I have some questions on Anisotropic filtering. I set the textures all the way up (full right on the slider), but my walls are still blurry when looking at an angle. So, Does the quality function work in iPhone as far as good, beautiful, fantastic…?? Does the size of the texture matter? Right now my textures are at 512k as far as Anisotropic filtering is concerned? Should I try 1024? How about compression, right now they are all compressed? What is the best method to use Anisotropic filtering with the iPhone? Thanks!
Right, The question is, what techniques are there to mitigate the issue of blurriness at angels on the iPhone.
Obviously textures that will require a higher than 1x1 ratio, and no compression is about as good as it gets. A good way, i've found, to avoid people noticing textures is to keep the frame rate 30+
Wait until a hardware revision that can handle anisotropic filtering. Until then, you basically live with it. --Eric
the 3GS have a hardware recision, and the "new" graphic core Power VR SGX doesn't support anisotropic neither.
Perhaps there's a way to modify the mip values and thresholds... I don't know. But until then, perhaps you could selectively turn mipmap generation off for certain textures? May not be a good idea depending on the circumstances in your game though. Try it out and see what it does to performance.

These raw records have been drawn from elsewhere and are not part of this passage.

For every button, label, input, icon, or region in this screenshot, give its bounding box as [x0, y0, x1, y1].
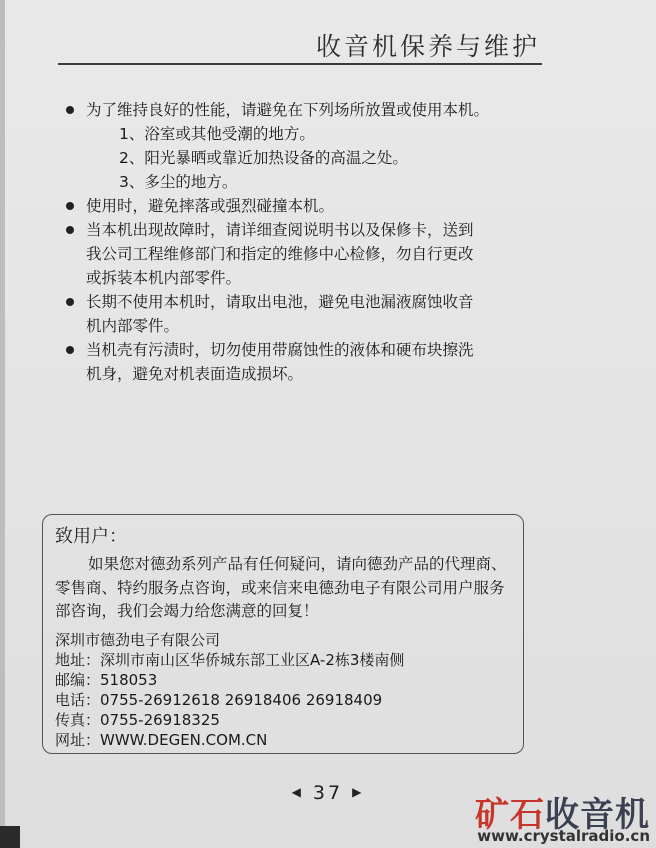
- scan-edge-mark: [0, 826, 20, 848]
- list-item: [64, 194, 554, 218]
- company-address: 地址：深圳市南山区华侨城东部工业区A-2栋3楼南侧: [55, 650, 405, 669]
- arrow-left-icon: ◀: [291, 785, 304, 799]
- website: 网址：WWW.DEGEN.COM.CN: [55, 730, 268, 749]
- list-item: [64, 98, 554, 122]
- arrow-right-icon: ▶: [352, 785, 365, 799]
- watermark-url: www.crystalradio.cn: [477, 827, 650, 845]
- contact-info: [55, 630, 511, 750]
- sub-item: 3、多尘的地方。: [119, 173, 238, 191]
- list-item: [64, 338, 554, 386]
- sub-item: 2、阳光暴晒或靠近加热设备的高温之处。: [119, 149, 408, 167]
- notice-body: 如果您对德劲系列产品有任何疑问，请向德劲产品的代理商、零售商、特约服务点咨询，或来信来电德劲电子有限公司用户服务部咨询，我们会竭力给您满意的回复！: [55, 555, 507, 620]
- page-number-value: 37: [312, 782, 344, 804]
- list-item-line: 机内部零件。: [86, 317, 180, 335]
- bullet-icon: [66, 226, 74, 234]
- page-edge-shadow: [0, 0, 5, 848]
- page-title: 收音机保养与维护: [315, 32, 540, 61]
- fax-number: 传真：0755-26918325: [55, 710, 220, 729]
- list-item-line: 当机壳有污渍时，切勿使用带腐蚀性的液体和硬布块擦洗: [86, 341, 474, 359]
- bullet-icon: [66, 298, 74, 306]
- bullet-icon: [66, 346, 74, 354]
- list-item-line: 机身，避免对机表面造成损坏。: [86, 365, 304, 383]
- postcode: 邮编：518053: [55, 670, 158, 689]
- list-item: [64, 290, 554, 338]
- list-item-line: 或拆装本机内部零件。: [86, 269, 242, 287]
- notice-title: 致用户：: [55, 526, 127, 547]
- bullet-icon: [66, 106, 74, 114]
- sub-item: 1、浴室或其他受潮的地方。: [119, 125, 315, 143]
- watermark-logo-accent: 矿石: [475, 795, 545, 835]
- care-instructions-list: [64, 98, 554, 386]
- bullet-icon: [66, 202, 74, 210]
- customer-notice-box: [42, 514, 524, 754]
- list-item-text: 使用时，避免摔落或强烈碰撞本机。: [86, 197, 335, 215]
- phone-numbers: 电话：0755-26912618 26918406 26918409: [55, 690, 383, 709]
- list-item-line: 我公司工程维修部门和指定的维修中心检修，勿自行更改: [86, 245, 474, 263]
- watermark-logo-rest: 收音机: [545, 795, 650, 835]
- list-item: [64, 218, 554, 290]
- list-item-text: 为了维持良好的性能，请避免在下列场所放置或使用本机。: [86, 101, 490, 119]
- header-divider: [58, 63, 542, 65]
- list-item-line: 当本机出现故障时，请详细查阅说明书以及保修卡，送到: [86, 221, 474, 239]
- company-name: 深圳市德劲电子有限公司: [55, 630, 221, 649]
- list-item-line: 长期不使用本机时，请取出电池，避免电池漏液腐蚀收音: [86, 293, 474, 311]
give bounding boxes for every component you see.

Actually, pre-3GS devices do support anisotropic filtering, but only up to 2x. The iPhone 3GS doesn't expose anisotropic filtering, currently. In certain cases, e.g. where a surface is usually seen from one direction, you may be able to avoid blurring by stretching the texture so the screen space projection of a texel ends up closer to a square. For example, a road in a 3D environment should be mapped so that there are more texels in one length unit across the width of the road than across its length.
Sorry to revive an old thread, but I'm curious about if any of the newer iPhones and Pads have started supporting anisotropic filtering, namely the iPhone 4 and above.